To EU Lawmakers: Put The Copyright Reform Back On The Right Track
Over the past year, many blog posts on the European copyright reform were published on DisCo. Each one, perhaps, more alarming than the last – explaining again and again the disastrous consequences this proposal would have for Internet users’ fundamental rights and for the growth of the European digital sector.
Today, over 60 civil society organizations and trade associations representing Internet users, consumers, startups, publishers, online services and research and educational institutions, outlined clearly those same concerns in an open-letter to European lawmakers – and urged them to put the copyright reform back on the right track.
Let’s be clear: the copyright proposal is a huge disappointment and the signatories rightly pointed out that this proposal is backward-looking. Instead of modernizing copyright, making it fit for the digital economy, the European Commission failed to meet the expectations of citizens and businesses.
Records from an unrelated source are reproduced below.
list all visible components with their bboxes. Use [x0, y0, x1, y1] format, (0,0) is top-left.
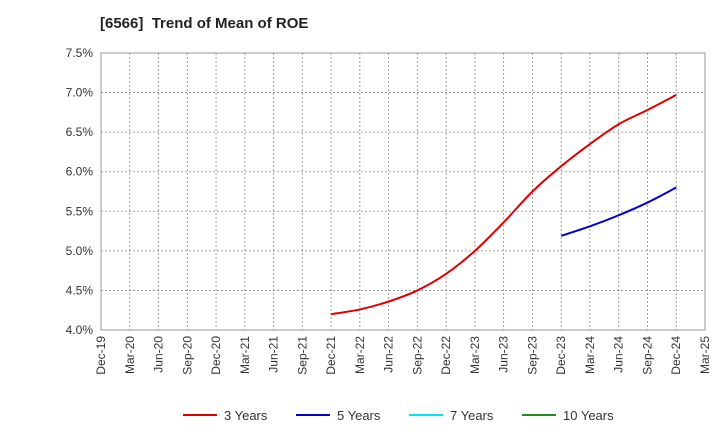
- y-tick-label: 6.0%: [66, 165, 94, 179]
- x-tick-label: Dec-23: [554, 336, 568, 375]
- x-tick-label: Mar-20: [123, 336, 137, 374]
- x-tick-label: Mar-22: [353, 336, 367, 374]
- x-tick-label: Jun-20: [152, 336, 166, 373]
- x-tick-label: Dec-22: [439, 336, 453, 375]
- x-tick-label: Jun-22: [382, 336, 396, 373]
- series-line-5-years: [560, 186, 677, 237]
- x-tick-label: Jun-23: [497, 336, 511, 373]
- x-tick-label: Mar-25: [698, 336, 712, 374]
- x-tick-label: Jun-21: [267, 336, 281, 373]
- chart-title: [6566] Trend of Mean of ROE: [100, 15, 309, 32]
- y-tick-label: 5.5%: [66, 204, 94, 218]
- x-tick-label: Dec-19: [94, 336, 108, 375]
- x-tick-label: Dec-24: [669, 336, 683, 375]
- y-tick-label: 6.5%: [66, 125, 94, 139]
- legend-label-3-years: 3 Years: [224, 408, 268, 423]
- x-tick-label: Jun-24: [612, 336, 626, 373]
- y-tick-label: 5.0%: [66, 244, 94, 258]
- legend-label-5-years: 5 Years: [337, 408, 381, 423]
- y-tick-label: 4.5%: [66, 283, 94, 297]
- legend-label-7-years: 7 Years: [450, 408, 494, 423]
- x-tick-label: Mar-24: [583, 336, 597, 374]
- x-tick-label: Sep-24: [640, 336, 654, 375]
- x-tick-label: Sep-22: [410, 336, 424, 375]
- x-tick-label: Mar-23: [468, 336, 482, 374]
- x-tick-label: Mar-21: [238, 336, 252, 374]
- y-tick-label: 7.5%: [66, 46, 94, 60]
- y-tick-label: 4.0%: [66, 323, 94, 337]
- series-line-3-years: [330, 94, 677, 316]
- x-tick-label: Dec-20: [209, 336, 223, 375]
- plot-area: [100, 52, 706, 331]
- x-tick-label: Sep-20: [180, 336, 194, 375]
- x-tick-label: Dec-21: [324, 336, 338, 375]
- x-tick-label: Sep-21: [295, 336, 309, 375]
- x-tick-label: Sep-23: [525, 336, 539, 375]
- y-tick-label: 7.0%: [66, 86, 94, 100]
- legend-label-10-years: 10 Years: [563, 408, 614, 423]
By favoring legacy business models, the proposal undermines the liability regime of intermediaries, requires the filtering of user uploaded content and creates a new exclusive right for press publishers – thereby hindering the free flow of information and freedom of expression on the Internet. It also strikes a deadly blow against European economic interests by limiting the right to mine text and data to very few stakeholders, such as public research institutions.
As made clear by the signatories, it is therefore crucial that European lawmakers not only “oppose the most damaging aspects of the proposal, but also embrace a more ambitious agenda for positive reform”.
The next few months will see the European Parliament and the European Council adopt their respective positions. There is still time to avoid a disastrous outcome.